When we fire off the Step Function, it pulls the account list from DynamoDB. It then uses the same Spray-n-Pray method to determine which resources are non-compliant. Those resources are then saved to a table. Additionally we capture the number of non-compliant resources along with the total number of resources.
We then apply any risk exceptions (see below) before we trigger the score calculation phase. Different data sources have different scoring methods so we have 3-5 different lambda subscribed to the PhaseII SNS Topic. One message per AWS Account is published to that topic, and the calculated scores are saved back to DynamoDB. This is where the fourth grade math kicks in:
1-(NonCompliantResources / TotalResources)
This gives us a percentage of compliance.
The final phase generates the spreadsheets. We generate two sets of spreadsheets. One is individualized to each cloud account owner. This shows them their personal score, the risk-weighted (by requirement) score for all the accounts they’re responsible for, and the scores for each individual requirement by account. We then create tabs for each account with that account’s non-compliant resources. This way there is no guessing involved as to why they did not get 100%.
We also generate the enterprise wide scorecard. That scorecard has three tabs. The first tab shows all the AWS accounts and the score by requirement. The second tab list all of the accounts, the account’s overall score and current spend (which is pulled from CloudWatch Metrics Estimated bill). The final tab lists all of the executive owners and their scores. We risk weight the executive scores by AWS account spend. This leads us to the senior executive dashboard that is used to drive compliance. No VP wants a red box next to their name when the CISO, CTO or CFO is reviewing our cloud security.

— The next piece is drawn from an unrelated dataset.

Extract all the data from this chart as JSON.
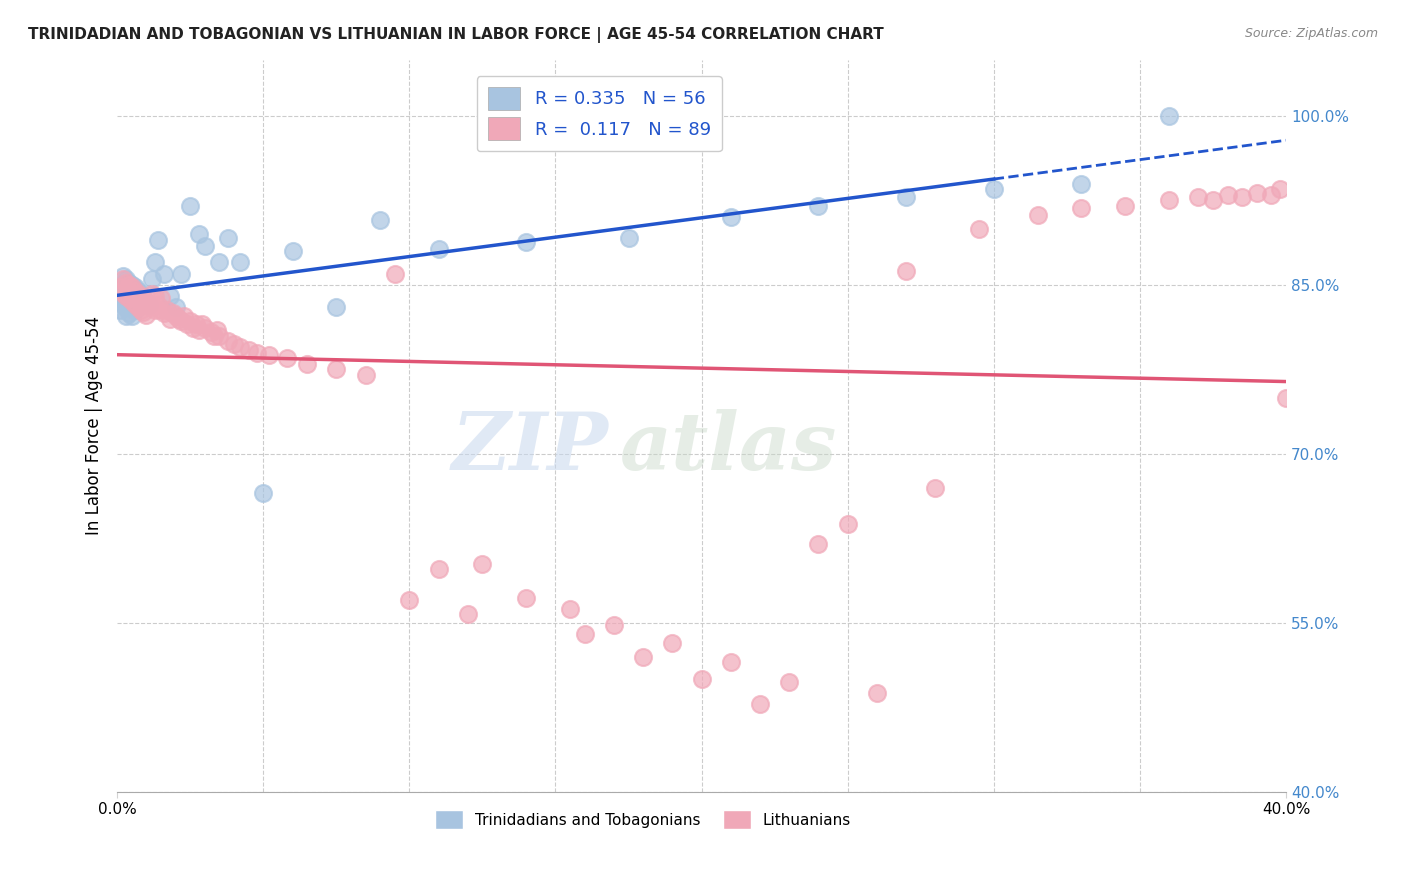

(Mentok the Mindtaker is bitcoin mining again)
Exceptions
A vital feature most security vulnerability products lack is the ability to integrate with a risk acceptance register. We all know that FTP is really bad, but there may be cases where that protocol is required. It is up to the business to decide if that is an acceptable risk, and up to the development team and the security team to work out compensating controls. A scorecard is not useful it if cannot reflect the fact that “yes, we’re being stupid here, but were going in eyes wide open and this box needs to be green”.

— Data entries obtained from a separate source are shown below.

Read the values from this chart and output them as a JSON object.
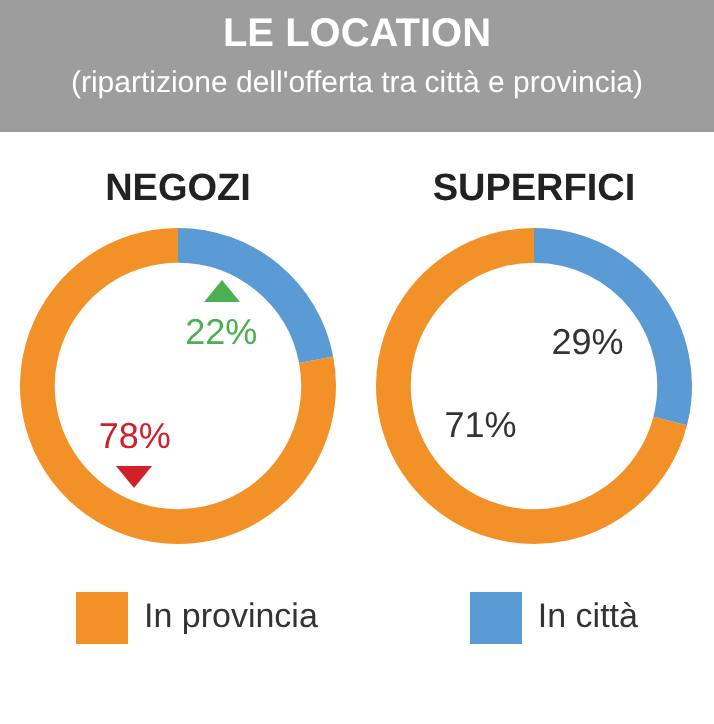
{
  "chart_data": [
    {
      "type": "other",
      "title": "LE LOCATION",
      "subtitle": "(ripartizione dell'offerta tra città e provincia)"
    },
    {
      "type": "donut",
      "title": "NEGOZI",
      "categories": [
        "In provincia",
        "In città"
      ],
      "values": [
        78,
        22
      ],
      "colors": [
        "#f39129",
        "#5b9bd5"
      ],
      "value_labels": [
        "78%",
        "22%"
      ],
      "legend": "bottom"
    },
    {
      "type": "donut",
      "title": "SUPERFICI",
      "categories": [
        null,
        null
      ],
      "values": [
        71,
        29
      ],
      "colors": [
        "#f39129",
        "#5b9bd5"
      ],
      "value_labels": [
        "71%",
        "29%"
      ]
    }
  ]
}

Ignoring accepted risk in these scorecards means that an account owner could legitimately have an 80% score with no ability to go higher. Always having a red box next to a requirement means that the technical team won’t look to see if a different resource is out of compliance or not. Real risk would hide behind accepted risk and vulnerabilities we didn’t know about would persist.
For us, the risk register is as simple as a SharePoint form. We capture the list of AWS accounts and Cloud Security Standard Requirements as lookup tables. We have an text box for AWS Resource ID. We export the risk register to json on an hourly basis via some Powershell magic. The scorecard system imports that data into DynamoDB at the start of each run. When we see a non-compliant resource that matches the resource-id, account-id and requirement, we grant credit for that in the scoring table and annotate the exception information in the non-compliant resources table. Exceptions have expiration dates which are captured in Sharepoint, so if the the expiration date is passed we still note the exception, but no longer give credit for that resource.
As a result, all accounts can theoretically be at 100%, either because there are no issues, or that the risk acceptance committee as agreed that the risk is acceptable and have granted an exception to the standard.
What’s next.
I’ve been given approval to open source this under the project name Antiope. The inventory portion is about ready to release. Once that is done I’ll get the scorecard portion ported over. Check it out on github
Additionally, we are a multi-cloud company, and I’m drafting security standards for Azure and GCP. Since everything is API based, I intend for the Antiope framework to provide scorecards for Azure & GCP too.
[1]: CloudSploit has an open sourced scanning engine that has the best coverage of AWS services I’ve seen. They have a commercial service, but we just use the scanning engine.